May 4, Master/Class: Eduardo Galeano with Jessica Hagedorn
Last Saturday, May 4 Jessica Hagedorn introduced a man whose name made the packed Tishman Auditorium at The New School whoop and applaud with shouts of “EDUARDO!" echoing across the seats. Clearly, no one could be hushed in his excitement for this “chronicler of the silenced, scorned, and oppressed.” Eduardo Galeano, historian, journalist, and poet, took the stage humbly as a storyteller first and foremost. Renowned for his Memoria del fuego (Memory of Fire) series, which takes primary documents from American history and breaks, edits, and erases them down to reveal what the original authors most likely wanted to hide, Galeano consistently tries “to recover colors, fragments of the [lost] human rainbow.”
When prompted by Hagedorn to speak about “the liars” of history, Galeano, with characteristic simplicity concluded, “Art is a lie telling the truth.” This idea flowed through the rest of the hour as Galeano touched on the words: Terrorism and Immigration. Words that are “very useful in the United States, no?” The possible utility of the words and the stories of buried individuals was obvious in the irruptions of irrepressible applause (and some foot stomping) as Galeano read from his newest book Children of the Days (trans. Mark Fried, Nation Books). Schooled in the art of storytelling in the bars of Montevideo, Galeano haltingly shared the story of his first challenge as a writer: describing and bringing the sea to a landlocked, coal-mining Bolivian community that would not survive the toxic repercussions of its livelihood, and would certainly never see the ocean. Children of the Days tells such stories one lost anecdote, or one blotted out individual (Rosa Luxemburg and Roque Dalton among them) for each day of the year, working off of the Mayan tradition that we are shaped by the days in which we live.
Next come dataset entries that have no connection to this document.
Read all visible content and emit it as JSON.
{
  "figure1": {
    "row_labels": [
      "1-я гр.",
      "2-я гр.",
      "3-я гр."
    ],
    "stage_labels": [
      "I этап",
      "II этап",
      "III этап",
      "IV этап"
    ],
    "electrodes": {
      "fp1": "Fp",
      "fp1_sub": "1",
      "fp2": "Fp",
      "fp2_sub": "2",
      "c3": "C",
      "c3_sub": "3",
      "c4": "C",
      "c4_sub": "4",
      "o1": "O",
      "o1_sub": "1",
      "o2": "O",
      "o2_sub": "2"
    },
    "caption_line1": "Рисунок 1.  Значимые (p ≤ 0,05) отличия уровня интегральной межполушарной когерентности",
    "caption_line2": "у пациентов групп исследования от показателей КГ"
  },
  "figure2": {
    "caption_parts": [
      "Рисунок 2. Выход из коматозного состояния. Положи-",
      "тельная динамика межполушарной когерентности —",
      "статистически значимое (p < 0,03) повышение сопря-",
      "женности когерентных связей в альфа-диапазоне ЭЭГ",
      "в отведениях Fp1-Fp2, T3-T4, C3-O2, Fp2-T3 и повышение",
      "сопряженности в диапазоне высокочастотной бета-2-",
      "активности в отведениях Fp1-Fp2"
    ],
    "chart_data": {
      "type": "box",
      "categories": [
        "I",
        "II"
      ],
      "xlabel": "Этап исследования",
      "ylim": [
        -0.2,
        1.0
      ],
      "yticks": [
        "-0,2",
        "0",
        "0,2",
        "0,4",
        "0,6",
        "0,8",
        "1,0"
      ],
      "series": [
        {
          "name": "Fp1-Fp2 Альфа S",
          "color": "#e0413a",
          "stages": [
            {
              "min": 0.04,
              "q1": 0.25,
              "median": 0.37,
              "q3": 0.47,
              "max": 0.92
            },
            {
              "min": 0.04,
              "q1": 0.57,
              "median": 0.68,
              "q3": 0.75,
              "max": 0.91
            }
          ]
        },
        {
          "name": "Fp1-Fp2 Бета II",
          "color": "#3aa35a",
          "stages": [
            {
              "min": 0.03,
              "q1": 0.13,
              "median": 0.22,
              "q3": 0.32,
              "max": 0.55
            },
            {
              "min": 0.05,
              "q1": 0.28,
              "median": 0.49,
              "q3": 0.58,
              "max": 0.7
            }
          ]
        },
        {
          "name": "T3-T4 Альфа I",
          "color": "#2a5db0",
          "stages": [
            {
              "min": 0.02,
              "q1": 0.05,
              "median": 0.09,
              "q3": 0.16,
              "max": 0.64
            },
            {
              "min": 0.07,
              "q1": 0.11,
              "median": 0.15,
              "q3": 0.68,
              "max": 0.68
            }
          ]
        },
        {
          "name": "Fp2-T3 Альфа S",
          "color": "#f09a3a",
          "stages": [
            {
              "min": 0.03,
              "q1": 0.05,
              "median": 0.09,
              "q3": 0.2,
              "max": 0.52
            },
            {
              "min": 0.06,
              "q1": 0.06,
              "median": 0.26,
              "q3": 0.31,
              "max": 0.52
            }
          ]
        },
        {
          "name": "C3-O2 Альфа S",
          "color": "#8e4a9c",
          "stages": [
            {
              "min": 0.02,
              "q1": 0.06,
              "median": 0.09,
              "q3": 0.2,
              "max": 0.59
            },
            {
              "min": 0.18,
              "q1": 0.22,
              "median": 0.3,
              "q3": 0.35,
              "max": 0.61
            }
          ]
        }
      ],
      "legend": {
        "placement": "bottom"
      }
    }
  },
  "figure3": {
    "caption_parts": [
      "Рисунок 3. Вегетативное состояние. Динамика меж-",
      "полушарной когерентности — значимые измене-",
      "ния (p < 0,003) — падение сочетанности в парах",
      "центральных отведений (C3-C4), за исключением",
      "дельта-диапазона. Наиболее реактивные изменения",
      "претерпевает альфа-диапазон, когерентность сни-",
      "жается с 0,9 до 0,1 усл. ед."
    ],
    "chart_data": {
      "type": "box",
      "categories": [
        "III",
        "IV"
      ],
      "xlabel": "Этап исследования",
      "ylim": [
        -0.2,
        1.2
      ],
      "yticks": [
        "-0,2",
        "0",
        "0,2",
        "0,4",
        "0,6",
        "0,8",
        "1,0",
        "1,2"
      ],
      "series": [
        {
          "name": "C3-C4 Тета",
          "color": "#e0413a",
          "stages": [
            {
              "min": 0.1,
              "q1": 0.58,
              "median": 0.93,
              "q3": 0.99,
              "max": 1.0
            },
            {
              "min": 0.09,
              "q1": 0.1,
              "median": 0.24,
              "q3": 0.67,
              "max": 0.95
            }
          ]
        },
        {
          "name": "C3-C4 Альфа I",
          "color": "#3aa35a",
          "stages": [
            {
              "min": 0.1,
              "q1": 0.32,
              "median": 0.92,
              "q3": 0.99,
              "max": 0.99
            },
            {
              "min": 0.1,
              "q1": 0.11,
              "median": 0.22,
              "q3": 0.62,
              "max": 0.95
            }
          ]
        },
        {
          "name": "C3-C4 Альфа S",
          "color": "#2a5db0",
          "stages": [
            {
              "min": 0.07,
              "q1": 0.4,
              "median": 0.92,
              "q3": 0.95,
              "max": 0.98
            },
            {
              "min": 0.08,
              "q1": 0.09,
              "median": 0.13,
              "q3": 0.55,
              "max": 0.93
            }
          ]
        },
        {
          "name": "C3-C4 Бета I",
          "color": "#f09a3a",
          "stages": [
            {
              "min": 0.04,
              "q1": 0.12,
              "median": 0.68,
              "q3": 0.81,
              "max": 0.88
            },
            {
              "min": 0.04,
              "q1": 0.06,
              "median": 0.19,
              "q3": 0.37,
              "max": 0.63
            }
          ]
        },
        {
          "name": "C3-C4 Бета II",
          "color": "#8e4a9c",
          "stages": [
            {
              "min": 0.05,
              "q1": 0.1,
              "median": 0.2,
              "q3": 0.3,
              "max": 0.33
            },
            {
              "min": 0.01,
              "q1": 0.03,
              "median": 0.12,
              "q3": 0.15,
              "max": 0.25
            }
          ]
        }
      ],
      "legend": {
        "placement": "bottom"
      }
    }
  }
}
Questioned later by an audience member about what he would suggest writers do to bring a much ignored issue such as climate change to the forefront of their work, Galeano answered much like he had answered other questions that evening (to the dismay of his clamorous crowd), “Depends. I cannot speak about writers as [a] unity.” His refusal to generalize and shrink a group of individuals into a single command called back to earlier when Galeano explained that he wrote because “I equals we.” It’s not for Galeano to direct our individual actions, as much as we would like him to do just that. “We [writers] are not selected by the finger of God. I don’t feel any finger pointed at me.” His one clear piece of advice to writers was to “hear twice before speaking once” with the two ears and one mouth we were given. We listened, and can listen still.